In my personal workflow, this is where all songs start. If I write the song, or co-write/arrange it with an artist who has hired me to produce the song, a demo is a crucial link in the chain that can not be overlooked. I don’t subscribe to the idea that the demo can become the actual record, mainly because most of the demos I cut are left rough and ragged for a reason. I try to avoid making them extremely elaborate (a piece of advice I gathered from Mr. Tom Petty). I personally prefer the demo to be used to unlock a few doors that might lead myself, the engineer, and the artist to the best path to finding the final record. But, to each his (or her) own.
His encouragement was in favor of the Shure SM7B. This is a famous (John Mayer, Bono, Michael Jackson), but oft overlooked workhorse. As singing styles have changed, the need for the proper mic to capture the vocal has changed as well. Our demo session for the mic included the use of a variety of different “budget” pre-amps, inasmuch as, the kind of pre amp the home demo studio probably uses.
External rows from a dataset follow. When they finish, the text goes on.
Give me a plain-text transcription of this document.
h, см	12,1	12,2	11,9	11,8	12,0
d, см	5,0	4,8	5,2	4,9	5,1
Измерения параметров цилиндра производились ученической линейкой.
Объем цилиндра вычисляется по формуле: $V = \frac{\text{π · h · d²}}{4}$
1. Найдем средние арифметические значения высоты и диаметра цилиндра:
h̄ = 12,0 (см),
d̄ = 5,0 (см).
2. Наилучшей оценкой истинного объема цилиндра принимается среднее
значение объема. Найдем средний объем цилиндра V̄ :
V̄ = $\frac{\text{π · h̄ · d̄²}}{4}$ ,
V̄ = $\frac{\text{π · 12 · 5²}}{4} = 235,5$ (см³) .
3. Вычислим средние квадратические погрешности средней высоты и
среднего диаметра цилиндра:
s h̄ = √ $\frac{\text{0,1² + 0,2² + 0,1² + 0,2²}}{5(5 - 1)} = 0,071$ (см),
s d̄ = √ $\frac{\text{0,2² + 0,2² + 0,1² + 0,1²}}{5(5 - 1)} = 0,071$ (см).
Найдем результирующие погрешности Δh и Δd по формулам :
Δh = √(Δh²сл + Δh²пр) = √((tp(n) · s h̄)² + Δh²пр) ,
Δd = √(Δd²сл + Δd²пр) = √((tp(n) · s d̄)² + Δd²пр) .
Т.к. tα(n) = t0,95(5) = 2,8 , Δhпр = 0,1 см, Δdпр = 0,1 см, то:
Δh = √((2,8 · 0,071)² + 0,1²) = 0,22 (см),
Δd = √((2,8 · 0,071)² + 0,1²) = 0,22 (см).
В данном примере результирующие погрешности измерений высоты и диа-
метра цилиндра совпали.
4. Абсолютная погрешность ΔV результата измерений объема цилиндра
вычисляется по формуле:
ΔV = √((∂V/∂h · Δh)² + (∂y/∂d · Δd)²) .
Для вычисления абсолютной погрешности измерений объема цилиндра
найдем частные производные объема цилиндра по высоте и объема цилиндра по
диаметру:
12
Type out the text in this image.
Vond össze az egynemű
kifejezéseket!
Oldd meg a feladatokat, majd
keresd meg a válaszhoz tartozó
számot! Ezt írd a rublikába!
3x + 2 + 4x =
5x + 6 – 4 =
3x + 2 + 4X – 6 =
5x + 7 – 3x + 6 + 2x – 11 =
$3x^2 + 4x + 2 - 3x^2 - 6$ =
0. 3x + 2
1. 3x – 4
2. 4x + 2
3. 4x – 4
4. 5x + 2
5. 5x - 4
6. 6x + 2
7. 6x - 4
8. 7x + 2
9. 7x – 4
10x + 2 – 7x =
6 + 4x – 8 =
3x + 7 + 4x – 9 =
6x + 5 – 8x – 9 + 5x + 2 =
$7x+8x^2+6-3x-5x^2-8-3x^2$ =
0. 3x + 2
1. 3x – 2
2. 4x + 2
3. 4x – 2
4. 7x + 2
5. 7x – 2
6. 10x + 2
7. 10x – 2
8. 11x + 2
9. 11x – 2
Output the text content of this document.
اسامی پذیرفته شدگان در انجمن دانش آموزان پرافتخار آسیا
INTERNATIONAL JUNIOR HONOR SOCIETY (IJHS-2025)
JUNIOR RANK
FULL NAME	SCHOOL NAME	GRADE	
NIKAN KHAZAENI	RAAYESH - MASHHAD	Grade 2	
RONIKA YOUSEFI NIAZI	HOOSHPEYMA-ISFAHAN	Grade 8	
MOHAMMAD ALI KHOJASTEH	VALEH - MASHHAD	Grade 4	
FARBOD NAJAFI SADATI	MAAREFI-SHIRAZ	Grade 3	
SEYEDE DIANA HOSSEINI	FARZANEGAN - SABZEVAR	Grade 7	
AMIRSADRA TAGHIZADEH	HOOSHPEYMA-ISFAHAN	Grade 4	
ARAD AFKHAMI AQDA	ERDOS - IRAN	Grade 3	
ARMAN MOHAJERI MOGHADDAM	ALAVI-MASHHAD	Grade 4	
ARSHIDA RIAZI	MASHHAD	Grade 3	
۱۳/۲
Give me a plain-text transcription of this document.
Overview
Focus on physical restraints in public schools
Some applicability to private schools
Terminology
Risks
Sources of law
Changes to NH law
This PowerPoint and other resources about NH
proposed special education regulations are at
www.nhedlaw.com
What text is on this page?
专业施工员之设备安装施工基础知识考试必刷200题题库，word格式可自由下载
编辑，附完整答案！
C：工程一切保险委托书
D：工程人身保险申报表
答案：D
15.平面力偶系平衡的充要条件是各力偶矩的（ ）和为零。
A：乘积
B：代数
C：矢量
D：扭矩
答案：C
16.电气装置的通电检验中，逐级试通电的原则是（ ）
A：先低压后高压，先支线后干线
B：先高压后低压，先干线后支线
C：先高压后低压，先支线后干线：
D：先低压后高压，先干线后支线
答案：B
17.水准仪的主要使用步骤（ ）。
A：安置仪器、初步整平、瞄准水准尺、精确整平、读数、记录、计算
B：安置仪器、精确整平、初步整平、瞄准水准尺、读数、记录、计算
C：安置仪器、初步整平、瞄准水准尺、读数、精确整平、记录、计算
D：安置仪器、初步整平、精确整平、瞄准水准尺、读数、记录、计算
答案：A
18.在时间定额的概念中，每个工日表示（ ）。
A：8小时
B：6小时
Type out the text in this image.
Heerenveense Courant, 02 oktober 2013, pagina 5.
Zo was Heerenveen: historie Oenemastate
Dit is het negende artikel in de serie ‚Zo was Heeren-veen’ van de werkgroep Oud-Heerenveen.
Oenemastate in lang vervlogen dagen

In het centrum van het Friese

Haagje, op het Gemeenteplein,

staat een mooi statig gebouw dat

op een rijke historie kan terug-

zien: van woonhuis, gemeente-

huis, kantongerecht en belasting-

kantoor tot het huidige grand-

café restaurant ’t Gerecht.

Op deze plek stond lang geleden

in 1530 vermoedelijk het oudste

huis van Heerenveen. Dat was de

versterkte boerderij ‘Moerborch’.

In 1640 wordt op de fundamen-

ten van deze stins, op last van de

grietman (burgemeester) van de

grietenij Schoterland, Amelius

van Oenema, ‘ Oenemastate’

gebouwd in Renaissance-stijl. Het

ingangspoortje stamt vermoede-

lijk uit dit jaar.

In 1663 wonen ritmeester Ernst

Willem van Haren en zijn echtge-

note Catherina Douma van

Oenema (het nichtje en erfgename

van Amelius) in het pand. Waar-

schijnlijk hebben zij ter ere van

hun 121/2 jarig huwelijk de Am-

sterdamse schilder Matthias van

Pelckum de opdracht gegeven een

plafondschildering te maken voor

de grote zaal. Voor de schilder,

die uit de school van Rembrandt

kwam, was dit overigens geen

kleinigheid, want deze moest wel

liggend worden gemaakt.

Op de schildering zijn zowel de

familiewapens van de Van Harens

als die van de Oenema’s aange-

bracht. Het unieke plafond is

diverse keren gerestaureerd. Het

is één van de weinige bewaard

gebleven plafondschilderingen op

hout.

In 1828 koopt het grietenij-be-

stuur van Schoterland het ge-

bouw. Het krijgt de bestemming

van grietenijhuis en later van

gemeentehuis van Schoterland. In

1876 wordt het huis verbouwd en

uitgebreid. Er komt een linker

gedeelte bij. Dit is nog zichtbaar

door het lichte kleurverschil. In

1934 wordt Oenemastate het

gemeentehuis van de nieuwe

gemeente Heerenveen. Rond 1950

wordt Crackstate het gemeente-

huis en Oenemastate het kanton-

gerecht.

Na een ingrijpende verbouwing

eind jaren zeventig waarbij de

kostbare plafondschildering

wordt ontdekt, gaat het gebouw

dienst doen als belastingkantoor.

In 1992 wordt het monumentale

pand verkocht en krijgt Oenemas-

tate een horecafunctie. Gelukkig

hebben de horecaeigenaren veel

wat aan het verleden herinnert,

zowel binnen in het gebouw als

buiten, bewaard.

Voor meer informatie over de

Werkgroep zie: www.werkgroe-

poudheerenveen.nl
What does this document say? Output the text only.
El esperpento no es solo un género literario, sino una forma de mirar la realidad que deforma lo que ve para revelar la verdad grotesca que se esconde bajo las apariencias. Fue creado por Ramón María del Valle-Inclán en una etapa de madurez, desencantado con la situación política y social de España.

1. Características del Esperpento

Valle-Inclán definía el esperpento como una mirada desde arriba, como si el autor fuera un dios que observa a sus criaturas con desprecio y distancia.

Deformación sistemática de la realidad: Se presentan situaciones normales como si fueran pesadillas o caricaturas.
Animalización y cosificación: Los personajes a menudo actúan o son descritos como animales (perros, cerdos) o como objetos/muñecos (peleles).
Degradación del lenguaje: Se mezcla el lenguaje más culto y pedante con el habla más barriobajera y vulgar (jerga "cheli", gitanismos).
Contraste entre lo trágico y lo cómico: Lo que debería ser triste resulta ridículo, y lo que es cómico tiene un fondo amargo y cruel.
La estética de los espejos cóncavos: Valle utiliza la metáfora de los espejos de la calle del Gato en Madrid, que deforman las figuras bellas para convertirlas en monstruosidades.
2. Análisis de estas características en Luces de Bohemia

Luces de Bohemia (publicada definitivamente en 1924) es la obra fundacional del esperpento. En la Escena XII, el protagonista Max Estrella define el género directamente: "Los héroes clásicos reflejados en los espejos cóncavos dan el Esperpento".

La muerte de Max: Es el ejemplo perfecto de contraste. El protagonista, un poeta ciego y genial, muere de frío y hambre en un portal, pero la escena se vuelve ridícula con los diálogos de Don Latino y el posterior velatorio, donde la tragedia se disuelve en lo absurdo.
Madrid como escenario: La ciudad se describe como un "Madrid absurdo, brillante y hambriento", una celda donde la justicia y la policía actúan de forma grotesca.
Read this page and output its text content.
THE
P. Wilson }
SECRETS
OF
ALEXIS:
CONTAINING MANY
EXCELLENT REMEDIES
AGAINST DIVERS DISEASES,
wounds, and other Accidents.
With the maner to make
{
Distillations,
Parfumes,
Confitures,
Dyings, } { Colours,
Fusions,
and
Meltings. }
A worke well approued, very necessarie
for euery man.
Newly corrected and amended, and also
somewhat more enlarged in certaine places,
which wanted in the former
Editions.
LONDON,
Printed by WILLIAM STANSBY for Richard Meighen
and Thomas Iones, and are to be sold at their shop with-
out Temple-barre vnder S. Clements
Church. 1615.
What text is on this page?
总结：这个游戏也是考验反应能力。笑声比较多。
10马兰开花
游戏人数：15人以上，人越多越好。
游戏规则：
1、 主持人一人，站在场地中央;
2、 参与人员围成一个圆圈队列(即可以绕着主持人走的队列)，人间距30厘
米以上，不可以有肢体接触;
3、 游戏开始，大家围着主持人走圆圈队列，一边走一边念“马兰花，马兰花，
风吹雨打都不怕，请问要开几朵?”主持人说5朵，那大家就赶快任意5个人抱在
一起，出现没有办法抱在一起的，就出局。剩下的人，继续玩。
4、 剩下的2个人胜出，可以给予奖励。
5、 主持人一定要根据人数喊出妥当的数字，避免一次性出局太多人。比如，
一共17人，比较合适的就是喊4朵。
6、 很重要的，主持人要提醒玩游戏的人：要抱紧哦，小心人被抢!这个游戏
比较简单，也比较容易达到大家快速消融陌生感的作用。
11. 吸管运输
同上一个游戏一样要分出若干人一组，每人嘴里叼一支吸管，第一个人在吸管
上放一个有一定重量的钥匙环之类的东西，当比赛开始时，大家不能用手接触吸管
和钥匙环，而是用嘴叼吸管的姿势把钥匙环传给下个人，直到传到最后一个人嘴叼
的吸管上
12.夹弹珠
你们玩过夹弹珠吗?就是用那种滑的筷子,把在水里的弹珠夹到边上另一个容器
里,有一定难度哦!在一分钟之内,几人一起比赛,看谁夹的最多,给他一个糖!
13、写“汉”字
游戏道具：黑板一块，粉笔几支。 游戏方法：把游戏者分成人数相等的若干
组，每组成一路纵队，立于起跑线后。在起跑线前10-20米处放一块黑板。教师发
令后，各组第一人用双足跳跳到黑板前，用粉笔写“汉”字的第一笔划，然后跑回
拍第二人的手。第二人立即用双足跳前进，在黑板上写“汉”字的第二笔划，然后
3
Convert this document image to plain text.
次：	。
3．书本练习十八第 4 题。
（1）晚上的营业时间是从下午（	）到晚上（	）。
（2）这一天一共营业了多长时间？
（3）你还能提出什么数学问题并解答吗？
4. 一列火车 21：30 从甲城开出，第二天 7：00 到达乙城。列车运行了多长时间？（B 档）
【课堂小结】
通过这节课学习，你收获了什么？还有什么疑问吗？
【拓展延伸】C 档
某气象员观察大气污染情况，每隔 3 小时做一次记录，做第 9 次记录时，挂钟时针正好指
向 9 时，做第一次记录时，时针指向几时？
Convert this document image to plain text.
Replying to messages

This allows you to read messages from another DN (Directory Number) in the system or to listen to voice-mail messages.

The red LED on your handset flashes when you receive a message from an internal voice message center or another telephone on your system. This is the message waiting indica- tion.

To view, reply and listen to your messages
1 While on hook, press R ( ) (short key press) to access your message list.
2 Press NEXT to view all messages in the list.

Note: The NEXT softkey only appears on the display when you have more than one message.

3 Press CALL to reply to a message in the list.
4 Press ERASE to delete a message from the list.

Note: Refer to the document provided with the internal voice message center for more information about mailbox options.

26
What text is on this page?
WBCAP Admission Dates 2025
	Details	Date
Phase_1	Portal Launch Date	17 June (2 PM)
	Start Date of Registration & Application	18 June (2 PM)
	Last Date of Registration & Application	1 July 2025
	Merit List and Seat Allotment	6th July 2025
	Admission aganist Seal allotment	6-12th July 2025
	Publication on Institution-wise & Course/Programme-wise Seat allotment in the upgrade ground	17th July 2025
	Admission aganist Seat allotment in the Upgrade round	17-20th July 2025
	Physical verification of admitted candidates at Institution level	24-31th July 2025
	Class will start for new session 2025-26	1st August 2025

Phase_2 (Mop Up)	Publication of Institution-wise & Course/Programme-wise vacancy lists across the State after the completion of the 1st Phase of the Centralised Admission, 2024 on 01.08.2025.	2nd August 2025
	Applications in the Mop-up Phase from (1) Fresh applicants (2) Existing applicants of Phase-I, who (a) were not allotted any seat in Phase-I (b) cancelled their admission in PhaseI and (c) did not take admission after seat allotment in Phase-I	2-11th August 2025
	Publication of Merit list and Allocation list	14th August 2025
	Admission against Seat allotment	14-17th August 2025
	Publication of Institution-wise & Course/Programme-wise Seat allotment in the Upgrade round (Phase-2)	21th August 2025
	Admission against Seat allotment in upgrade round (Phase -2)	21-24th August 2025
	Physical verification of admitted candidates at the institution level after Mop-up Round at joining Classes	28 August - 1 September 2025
Jason also added a Cloudlifter to the chain to further explore options for home recording enthusiasts. His full dissection of our day can be read here;
I use the Avid Mbox at my home, simply for it’s ease of use and cooperation with my Mac. However, a detailed look at a variety of options on the market can be read and sifted through in Jason’s post for Recording Hacks.
If you want to make a great and solid record, start first with your demos. I can’t stress the need and benefit of this enough. A song may sound great to you as you are playing it. But, getting the initial idea down and being able to step away and come back to listen without the guitar in your hand, the keys under your fingers or a vocal performance on your mind can truly open your eyes to the power and potential of your composition.